用柯利布雷特斯解析文件 [英] parsing file with curley brakets
问题描述
我需要解析一个文件,文件中的信息用大括号括起来,例如:
Continent
{
Name Europe
Country
{
Name UK
Dog
{
Name Fiffi
Colour Gray
}
Dog
{
Name Smut
Colour Black
}
}
}
这是我在Python中尝试过的内容
from io import open
from pyparsing import *
import pprint
def parse(s):
return nestedExpr('{','}').parseString(s).asList()
def test(strng):
print strng
try:
cfgFile = file(strng)
cfgData = "".join( cfgFile.readlines() )
list = parse( cfgData )
pp = pprint.PrettyPrinter(2)
pp.pprint(list)
except ParseException, err:
print err.line
print " "*(err.column-1) + "^"
print err
cfgFile.close()
print
return list
if __name__ == '__main__':
test('testfile')
但这失败并显示错误:
testfile
Continent
^
Expected "{" (at char 0), (line:1, col:1)

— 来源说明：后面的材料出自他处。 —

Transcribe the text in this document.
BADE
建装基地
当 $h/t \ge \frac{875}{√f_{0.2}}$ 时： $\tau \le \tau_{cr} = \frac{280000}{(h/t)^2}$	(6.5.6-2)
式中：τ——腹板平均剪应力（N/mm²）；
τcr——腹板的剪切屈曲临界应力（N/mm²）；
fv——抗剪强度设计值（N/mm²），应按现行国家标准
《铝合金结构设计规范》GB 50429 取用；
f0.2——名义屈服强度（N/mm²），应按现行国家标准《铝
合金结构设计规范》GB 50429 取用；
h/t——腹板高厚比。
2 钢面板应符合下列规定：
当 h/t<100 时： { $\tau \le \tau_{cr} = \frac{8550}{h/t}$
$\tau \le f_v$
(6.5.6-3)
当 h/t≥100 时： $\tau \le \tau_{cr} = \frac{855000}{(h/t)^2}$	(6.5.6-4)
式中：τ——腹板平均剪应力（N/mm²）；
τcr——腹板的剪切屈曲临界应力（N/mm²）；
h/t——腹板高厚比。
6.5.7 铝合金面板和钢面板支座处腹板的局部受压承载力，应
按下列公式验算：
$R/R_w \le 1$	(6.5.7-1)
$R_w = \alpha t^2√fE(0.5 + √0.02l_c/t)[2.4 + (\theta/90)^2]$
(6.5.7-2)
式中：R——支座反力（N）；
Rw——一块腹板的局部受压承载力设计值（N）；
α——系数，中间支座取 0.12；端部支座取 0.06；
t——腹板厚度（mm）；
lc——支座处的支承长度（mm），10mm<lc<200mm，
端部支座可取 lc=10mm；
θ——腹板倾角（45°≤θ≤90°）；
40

Traceback (most recent call last):
File "xxx.py", line 55, in <module>
test('testfile')
File "xxx.py", line 40, in test
return list
UnboundLocalError: local variable 'list' referenced before assignment
我需要做些什么才能使它起作用? 比pyparsing更好的解析器吗?
递归是这里的关键.尝试解决该问题:
def parse(it):
result = []
while True:
try:
tk = next(it)
except StopIteration:
break
if tk == '}':
break
val = next(it)
if val == '{':
result.append((tk,parse(it)))
else:
result.append((tk, val))
return result
用例:
import pprint
data = """
Continent
{
Name Europe
Country
{
Name UK
Dog
{
Name Fiffi
Colour Gray
}
Dog
{
Name Smut
Colour Black
}
}
}
"""
r = parse(iter(data.split()))
pprint.pprint(r)
...产生(Python 2.6):
[('Continent',
[('Name', 'Europe'),
('Country',
[('Name', 'UK'),
('Dog', [('Name', 'Fiffi'), ('Colour', 'Gray')]),
('Dog', [('Name', 'Smut'), ('Colour', 'Black')])])])]
请仅以此为起点,并随时根据需要改进代码(取决于数据,字典可能是更好的选择).另外,该示例代码无法处理格式错误的数据(尤其是多余或丢失的}
-我敦促您进行完整的测试;
编辑:发现pyparsing
时,我尝试了以下方法,它们看起来(效果)更好(可以),并且可以(更多)轻松地满足特殊需求:
import pprint
from pyparsing import Word, Literal, Forward, Group, ZeroOrMore, alphas
def syntax():
lbr = Literal( '{' ).suppress()
rbr = Literal( '}' ).suppress()
key = Word( alphas )
atom = Word ( alphas )
expr = Forward()
pair = atom | (lbr + ZeroOrMore( expr ) + rbr)
expr << Group ( key + pair )
return expr
expr = syntax()
result = expr.parseString(data).asList()
pprint.pprint(result)
制作:
[['Continent',
['Name', 'Europe'],
['Country',
['Name', 'UK'],
['Dog', ['Name', 'Fiffi'], ['Colour', 'Gray']],
['Dog', ['Name', 'Smut'], ['Colour', 'Black']]]]]
I need to parse a file with information separated by curly brackets, for example:
Continent
{
Name Europe
Country
{
Name UK
Dog
{
Name Fiffi
Colour Gray
}
Dog
{
Name Smut
Colour Black
}
}
}
Here is what I have tried in Python
from io import open
from pyparsing import *
import pprint
def parse(s):
return nestedExpr('{','}').parseString(s).asList()
def test(strng):
print strng
try:
cfgFile = file(strng)
cfgData = "".join( cfgFile.readlines() )
list = parse( cfgData )
pp = pprint.PrettyPrinter(2)
pp.pprint(list)
except ParseException, err:
print err.line
print " "*(err.column-1) + "^"
print err
cfgFile.close()
print
return list
if __name__ == '__main__':
test('testfile')
But this fails with an error:
testfile
Continent
^
Expected "{" (at char 0), (line:1, col:1)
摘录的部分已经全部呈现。